The following is a meditation from the novel The Final Beast. The protagonist is Theodore Nicolet, a minister.

"SHE'S TRIED TO teach me how to pray, and I'm lousy at it. She's prayed for me. I thought I'd die when she started except she's so matter-of-fact—like the president of a woman's club. But it would kill you, Nick. They're so corny, the prayers. She admits it. She always says them to Jesus, and she says it's important to call him that—not Christ or Lord or anything—because Jesus is the part of his name that embarrasses people to death when they use it alone, just Jesus. She says that underneath that embarrassment is the part of us that's revolted by him. It's so damned queer.
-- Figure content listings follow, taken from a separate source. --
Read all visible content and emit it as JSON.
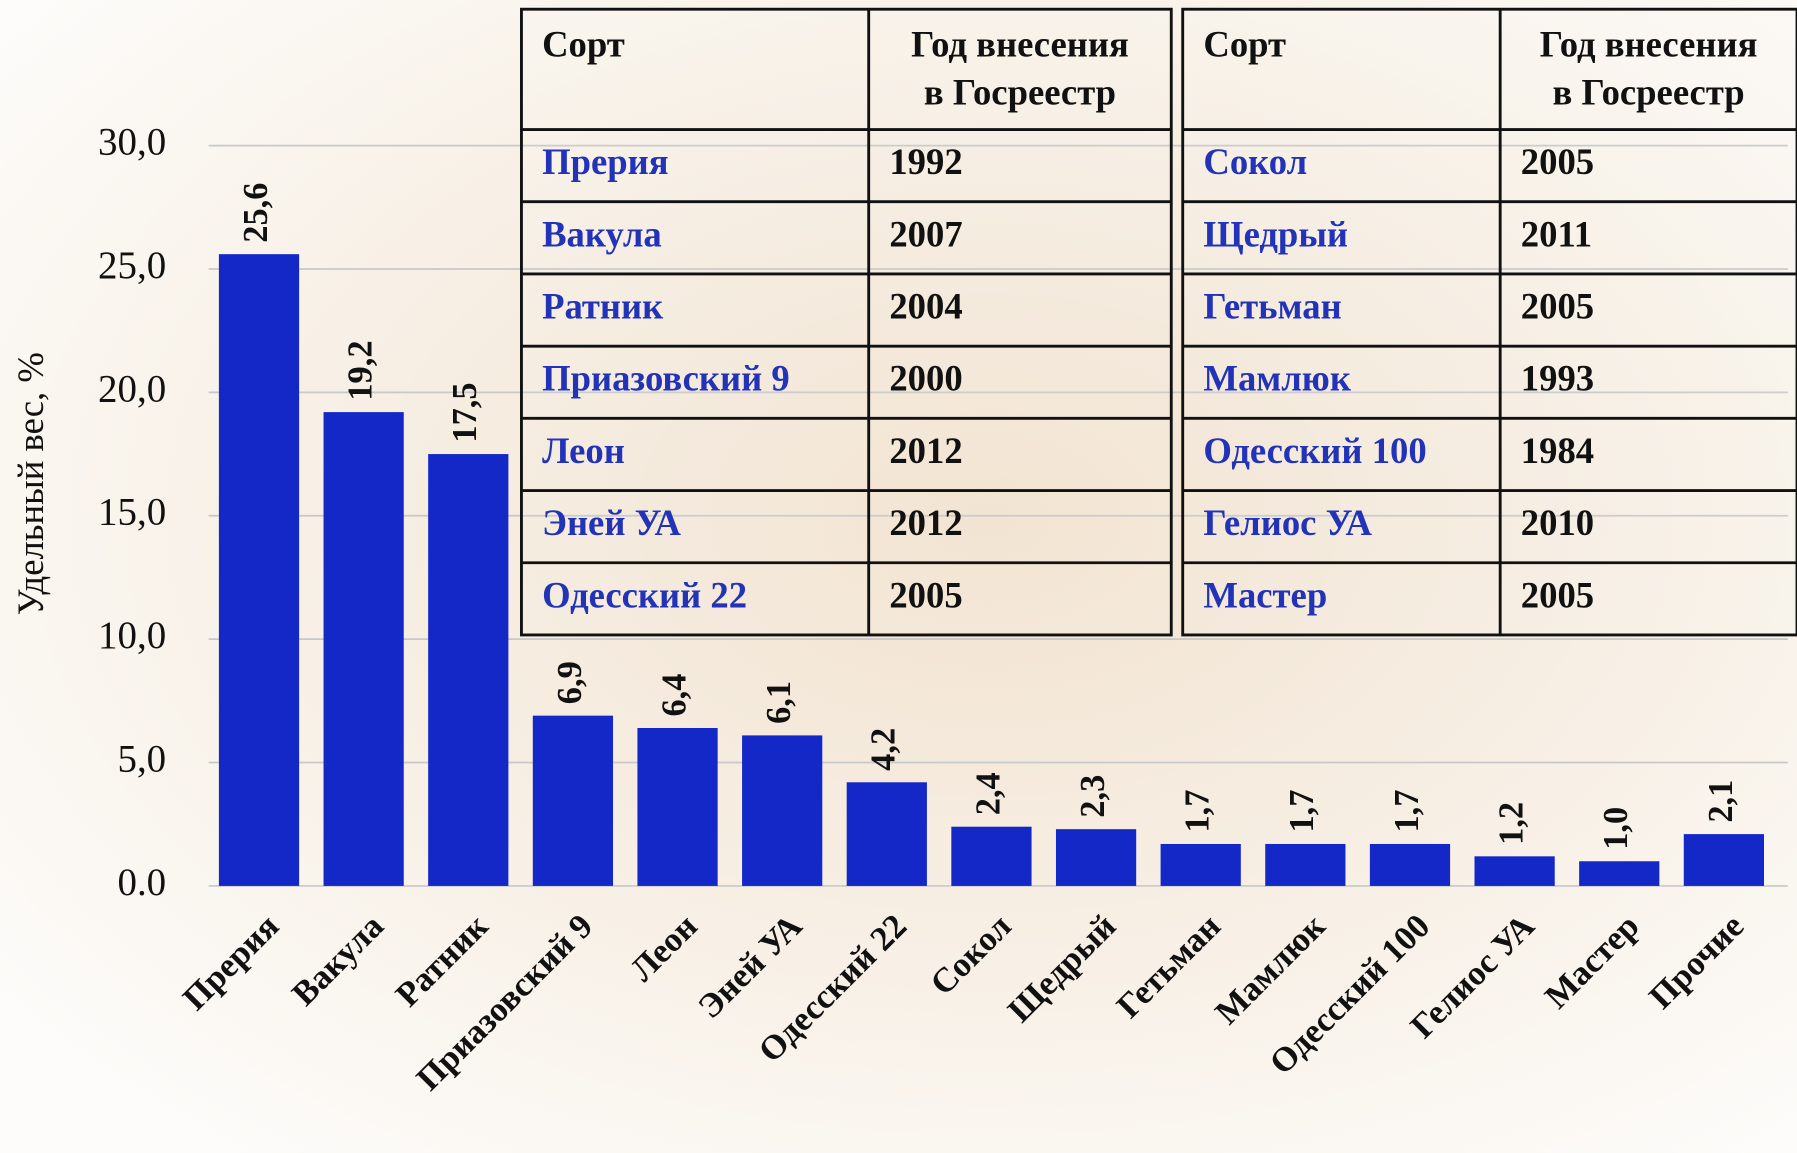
{
  "chart_data": {
    "type": "bar",
    "y_axis_label": "Удельный вес, %",
    "categories": [
      "Прерия",
      "Вакула",
      "Ратник",
      "Приазовский 9",
      "Леон",
      "Эней УА",
      "Одесский 22",
      "Сокол",
      "Щедрый",
      "Гетьман",
      "Мамлюк",
      "Одесский 100",
      "Гелиос УА",
      "Мастер",
      "Прочие"
    ],
    "values": [
      25.6,
      19.2,
      17.5,
      6.9,
      6.4,
      6.1,
      4.2,
      2.4,
      2.3,
      1.7,
      1.7,
      1.7,
      1.2,
      1.0,
      2.1
    ],
    "value_labels": [
      "25,6",
      "19,2",
      "17,5",
      "6,9",
      "6,4",
      "6,1",
      "4,2",
      "2,4",
      "2,3",
      "1,7",
      "1,7",
      "1,7",
      "1,2",
      "1,0",
      "2,1"
    ],
    "color": "#1428c8",
    "ylim": [
      0,
      30
    ],
    "yticks": [
      {
        "value": 0,
        "label": "0.0"
      },
      {
        "value": 5,
        "label": "5,0"
      },
      {
        "value": 10,
        "label": "10,0"
      },
      {
        "value": 15,
        "label": "15,0"
      },
      {
        "value": 20,
        "label": "20,0"
      },
      {
        "value": 25,
        "label": "25,0"
      },
      {
        "value": 30,
        "label": "30,0"
      }
    ],
    "grid": true
  },
  "tables": [
    {
      "header": [
        [
          "Сорт"
        ],
        [
          "Год внесения",
          "в Госреестр"
        ]
      ],
      "rows": [
        [
          "Прерия",
          1992
        ],
        [
          "Вакула",
          2007
        ],
        [
          "Ратник",
          2004
        ],
        [
          "Приазовский 9",
          2000
        ],
        [
          "Леон",
          2012
        ],
        [
          "Эней УА",
          2012
        ],
        [
          "Одесский 22",
          2005
        ]
      ]
    },
    {
      "header": [
        [
          "Сорт"
        ],
        [
          "Год внесения",
          "в Госреестр"
        ]
      ],
      "rows": [
        [
          "Сокол",
          2005
        ],
        [
          "Щедрый",
          2011
        ],
        [
          "Гетьман",
          2005
        ],
        [
          "Мамлюк",
          1993
        ],
        [
          "Одесский 100",
          1984
        ],
        [
          "Гелиос УА",
          2010
        ],
        [
          "Мастер",
          2005
        ]
      ]
    }
  ]
}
So you say Jesus to get that part out in the open where he can get at it."

"I've got to tell you about it because you're the first person I've seen since I got here. It's been so queer, Nick. I don't believe anything much, God knows, but sometimes I thought I could feel something happening. Once in the rain. She lays her hands on your head, and the prayer is really just her talking about you to him. She could be talking to anybody, nothing fancy. Once she even laughed because he already seemed to be doing what she was asking him to do, not a creepy laugh, but the way if a child does something especially clever. She said it was amazing what God could do on his own sometimes. What she asked him to do for me was to walk back through my memory, as though it was a long hall. She asked him to open all the closed doors, and to bless whatever he found inside. Is it just mumbo-jumbo, Nick?"